É ser possível “perdoar”, em nosso nome, milhões de euros de impostos a fundos imobiliários e alienar património público quando 25.762 famílias estão sinalizadas como estando em situação habitacional claramente insatisfatória, 74% destas concentradas nas Áreas Metropolitanas de Lisboa e Porto, conforme identificado no Levantamento Nacional das Necessidades de Realojamento Habitacional.

"Este programa não espelha um Estado preocupado em encontrar soluções para os problemas da cidade, mas sim em comparticipar, financiar e validar um projecto urbano onde o mercado (global) é o seu anfitrião principal."
O mercado em primeiro lugar é também ser legítimo limitar o acesso aos espaços públicos (praças e miradouros) ao mesmo tempo que se entrega de bandeja a sua exploração a grandes grupos privados. É obrigar a que aceitemos uma cidade onde os projectos urbanos são apresentados como factos consumados, é permitir a desregulação nos novos meios de mobilidade (Uber, trotinetes, bicicletas e tuk tuks), ao mesmo tempo que nos deixam apinhados (ou apeados) no trânsito ou num sistema de transporte público, mais barato é certo, mas que está longe de responder ao aumento da procura.
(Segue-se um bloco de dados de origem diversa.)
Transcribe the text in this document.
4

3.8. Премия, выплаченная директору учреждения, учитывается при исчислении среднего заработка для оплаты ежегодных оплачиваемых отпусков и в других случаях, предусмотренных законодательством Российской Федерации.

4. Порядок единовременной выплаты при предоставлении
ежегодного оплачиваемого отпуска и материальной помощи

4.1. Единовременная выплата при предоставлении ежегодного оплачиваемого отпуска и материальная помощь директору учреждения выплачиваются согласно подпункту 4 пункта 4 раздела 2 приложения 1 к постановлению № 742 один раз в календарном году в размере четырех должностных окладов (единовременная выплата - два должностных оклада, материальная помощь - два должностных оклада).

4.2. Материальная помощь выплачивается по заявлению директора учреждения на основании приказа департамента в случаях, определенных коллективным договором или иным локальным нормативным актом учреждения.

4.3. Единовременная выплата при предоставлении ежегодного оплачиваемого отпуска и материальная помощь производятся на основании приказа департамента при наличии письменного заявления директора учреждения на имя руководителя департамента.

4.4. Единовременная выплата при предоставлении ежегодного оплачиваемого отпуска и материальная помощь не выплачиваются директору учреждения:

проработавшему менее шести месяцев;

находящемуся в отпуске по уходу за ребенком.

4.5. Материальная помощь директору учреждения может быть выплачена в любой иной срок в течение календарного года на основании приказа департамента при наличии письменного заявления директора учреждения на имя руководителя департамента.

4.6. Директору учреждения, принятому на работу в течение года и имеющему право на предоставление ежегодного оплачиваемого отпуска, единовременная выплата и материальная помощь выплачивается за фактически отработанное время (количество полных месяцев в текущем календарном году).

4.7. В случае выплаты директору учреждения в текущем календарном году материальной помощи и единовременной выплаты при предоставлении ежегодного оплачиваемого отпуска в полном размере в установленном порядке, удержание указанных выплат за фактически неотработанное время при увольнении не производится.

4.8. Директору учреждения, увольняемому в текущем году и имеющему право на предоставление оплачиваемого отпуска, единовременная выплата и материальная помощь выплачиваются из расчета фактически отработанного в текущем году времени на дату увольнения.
É consentir que se iniciem processos de demolição de bairros, de barracas ou de construções ilegais, em prol “da boa imagem dos concelhos metropolitanos”, sem assegurar a habitação condigna a todos os seus moradores. É, no fundo, esta festa de divórcio para a qual não queríamos ser convidados, mas em que fomos obrigados a participar. É o oposto da igualdade e inclusão que deveriam ser promovidos nas cidades.

Não interessa, pois, que esta “cativação urbana”, em prol do crescimento económico, arruíne o tecido social do território e comprometa os diferentes acessos capazes de lhe conferir diversidade e vitalidade. Não interessa que sem eleitores não haja votos e, por conseguinte, necessidade de representação – até a democracia pode submergir um pouco, para manter à tona o mercado. Este, sempre em posição de destaque, é o verdadeiro arquitecto das políticas urbanas, definindo quem tem “direito à cidade”, quem a pode aceder.
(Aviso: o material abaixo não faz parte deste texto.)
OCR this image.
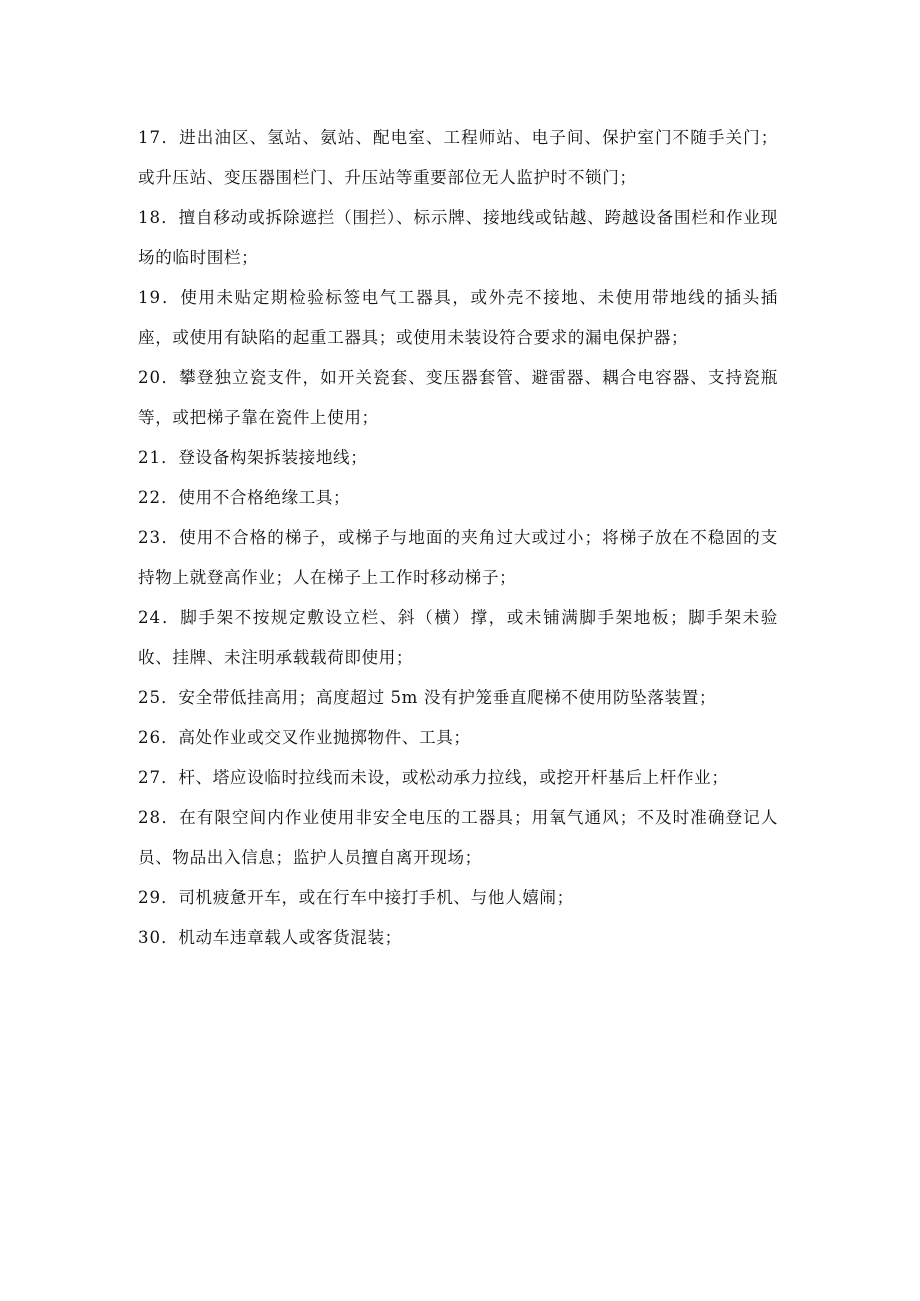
17．进出油区、氢站、氨站、配电室、工程师站、电子间、保护室门不随手关门；或升压站、变压器围栏门、升压站等重要部位无人监护时不锁门；

18．擅自移动或拆除遮拦（围拦）、标示牌、接地线或钻越、跨越设备围栏和作业现场的临时围栏；

19．使用未贴定期检验标签电气工器具，或外壳不接地、未使用带地线的插头插座，或使用有缺陷的起重工器具；或使用未装设符合要求的漏电保护器；

20．攀登独立瓷支件，如开关瓷套、变压器套管、避雷器、耦合电容器、支持瓷瓶等，或把梯子靠在瓷件上使用；

21．登设备构架拆装接地线；

22．使用不合格绝缘工具；

23．使用不合格的梯子，或梯子与地面的夹角过大或过小；将梯子放在不稳固的支持物上就登高作业；人在梯子上工作时移动梯子；

24．脚手架不按规定敷设立栏、斜（横）撑，或未铺满脚手架地板；脚手架未验收、挂牌、未注明承载载荷即使用；

25．安全带低挂高用；高度超过 5m 没有护笼垂直爬梯不使用防坠落装置；

26．高处作业或交叉作业抛掷物件、工具；

27．杆、塔应设临时拉线而未设，或松动承力拉线，或挖开杆基后上杆作业；

28．在有限空间内作业使用非安全电压的工器具；用氧气通风；不及时准确登记人员、物品出入信息；监护人员擅自离开现场；

29．司机疲惫开车，或在行车中接打手机、与他人嬉闹；

30．机动车违章载人或客货混装；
Um exemplo mais recente desta tendência é o novo Programa de Arrendamento Acessível, já aprovado pelo Governo, e que pode ser consultado nesta portaria, publicada em Diário da República. O programa estabelece um apoio aos proprietários, sob a forma de benefícios fiscais (que recaem sobre o IRS e IRC) em troca de uma redução do valor das rendas praticadas. Desta forma procura facilitar o acesso à habitação por parte da classe média. Mas será mesmo uma medida destinada à classe média?
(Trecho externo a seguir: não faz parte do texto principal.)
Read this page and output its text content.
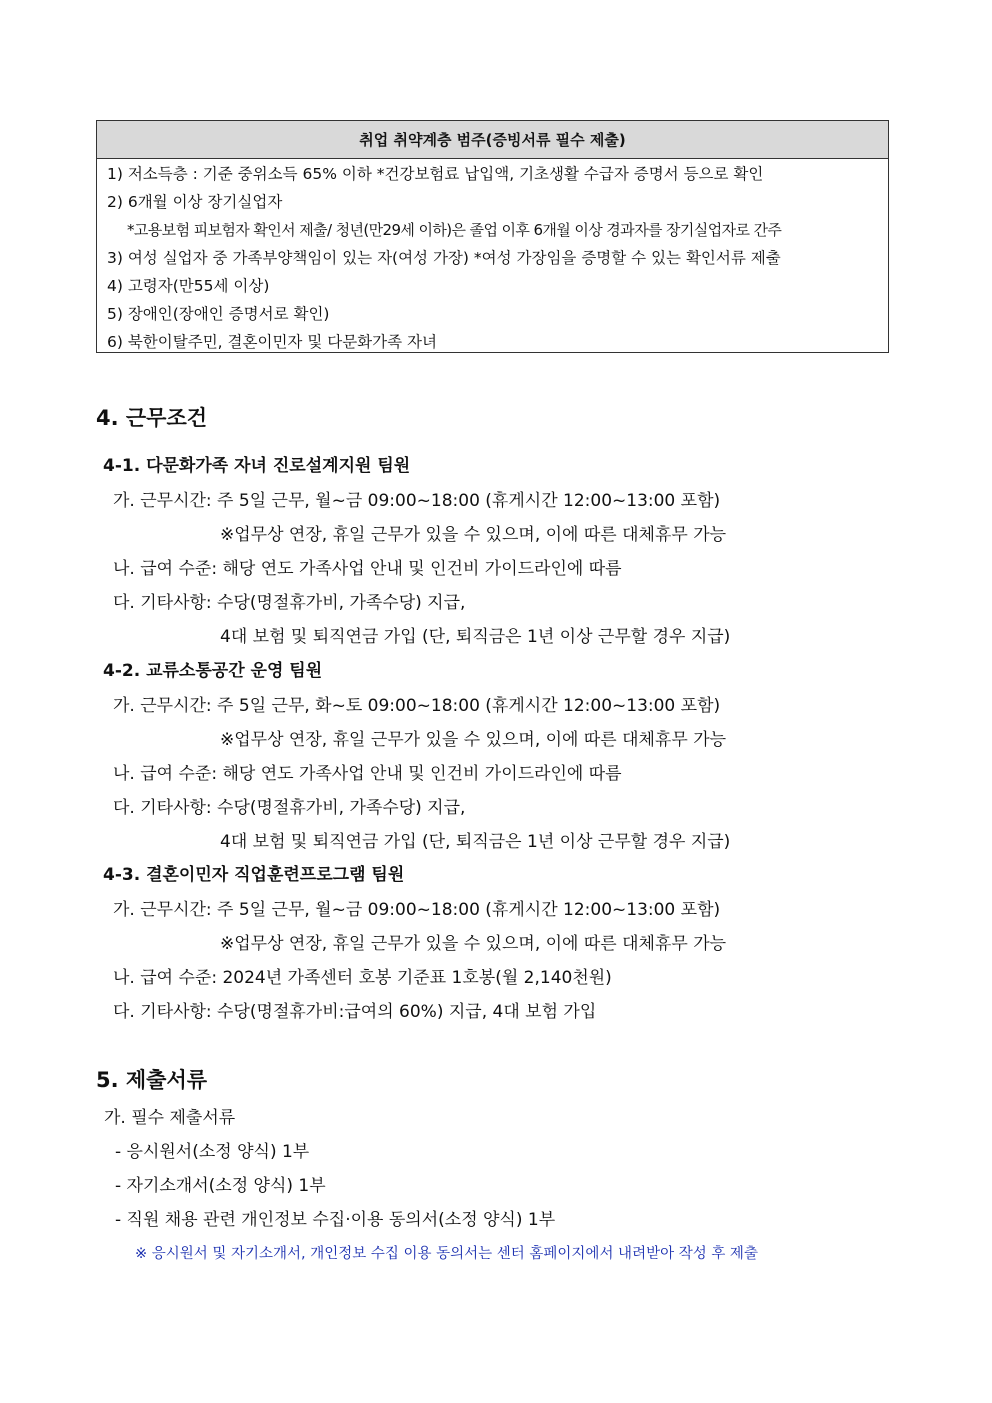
취업 취약계층 범주(증빙서류 필수 제출)
1) 저소득층 : 기준 중위소득 65% 이하 *건강보험료 납입액, 기초생활 수급자 증명서 등으로 확인
2) 6개월 이상 장기실업자
*고용보험 피보험자 확인서 제출/ 청년(만29세 이하)은 졸업 이후 6개월 이상 경과자를 장기실업자로 간주
3) 여성 실업자 중 가족부양책임이 있는 자(여성 가장) *여성 가장임을 증명할 수 있는 확인서류 제출
4) 고령자(만55세 이상)
5) 장애인(장애인 증명서로 확인)
6) 북한이탈주민, 결혼이민자 및 다문화가족 자녀
4. 근무조건
4-1. 다문화가족 자녀 진로설계지원 팀원
가. 근무시간: 주 5일 근무, 월~금 09:00~18:00 (휴게시간 12:00~13:00 포함)
※업무상 연장, 휴일 근무가 있을 수 있으며, 이에 따른 대체휴무 가능
나. 급여 수준: 해당 연도 가족사업 안내 및 인건비 가이드라인에 따름
다. 기타사항: 수당(명절휴가비, 가족수당) 지급,
4대 보험 및 퇴직연금 가입 (단, 퇴직금은 1년 이상 근무할 경우 지급)
4-2. 교류소통공간 운영 팀원
가. 근무시간: 주 5일 근무, 화~토 09:00~18:00 (휴게시간 12:00~13:00 포함)
※업무상 연장, 휴일 근무가 있을 수 있으며, 이에 따른 대체휴무 가능
나. 급여 수준: 해당 연도 가족사업 안내 및 인건비 가이드라인에 따름
다. 기타사항: 수당(명절휴가비, 가족수당) 지급,
4대 보험 및 퇴직연금 가입 (단, 퇴직금은 1년 이상 근무할 경우 지급)
4-3. 결혼이민자 직업훈련프로그램 팀원
가. 근무시간: 주 5일 근무, 월~금 09:00~18:00 (휴게시간 12:00~13:00 포함)
※업무상 연장, 휴일 근무가 있을 수 있으며, 이에 따른 대체휴무 가능
나. 급여 수준: 2024년 가족센터 호봉 기준표 1호봉(월 2,140천원)
다. 기타사항: 수당(명절휴가비:급여의 60%) 지급, 4대 보험 가입
5. 제출서류
가. 필수 제출서류
- 응시원서(소정 양식) 1부
- 자기소개서(소정 양식) 1부
- 직원 채용 관련 개인정보 수집·이용 동의서(소정 양식) 1부
※ 응시원서 및 자기소개서, 개인정보 수집 이용 동의서는 센터 홈페이지에서 내려받아 작성 후 제출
No âmbito do mesmo programa foram estabelecidos os tectos máximos de renda para Lisboa (e para todos concelhos do país). Vejamos os valores considerados para a capital: TO, 600 euros; T1, 900 euros; T2, 1150 euros. A fórmula utilizada para os estimar baseou-se valor do mercado de rendas praticado, considerando a sua redução em 20%. Se a intenção que este programa proclama fosse honesta, a fórmula para estimar os limites do valor da renda teria sido calculada de forma inversa, partindo do rendimento médio dos trabalhadores portugueses, de forma a estimar os tectos de renda máxima. Mas a fórmula parte do valor de mercado, e este, como sabemos, não reflecte de todo a realidade laboral do país.

Um casal que ganhe o salário médio (887 euros segundo o INE) não poderá pagar mais do que 532,2 euros de renda, uma vez que o programa limita a taxa de esforço a 35%. Para pagar um T1 a 900 euros teriam que ganhar cada um quase 1300 euros, longe dos 887 euros do rendimento médio. Isto não espelha um Estado preocupado em encontrar soluções para os problemas da cidade, mas sim em comparticipar, financiar e validar um projecto urbano onde o mercado (global) é o seu anfitrião principal. Não nos deixemos, por isso, enganar com medidas que mais não são do que um analgésico social, fabricadas para maquilhar o tal divórcio sem retorno.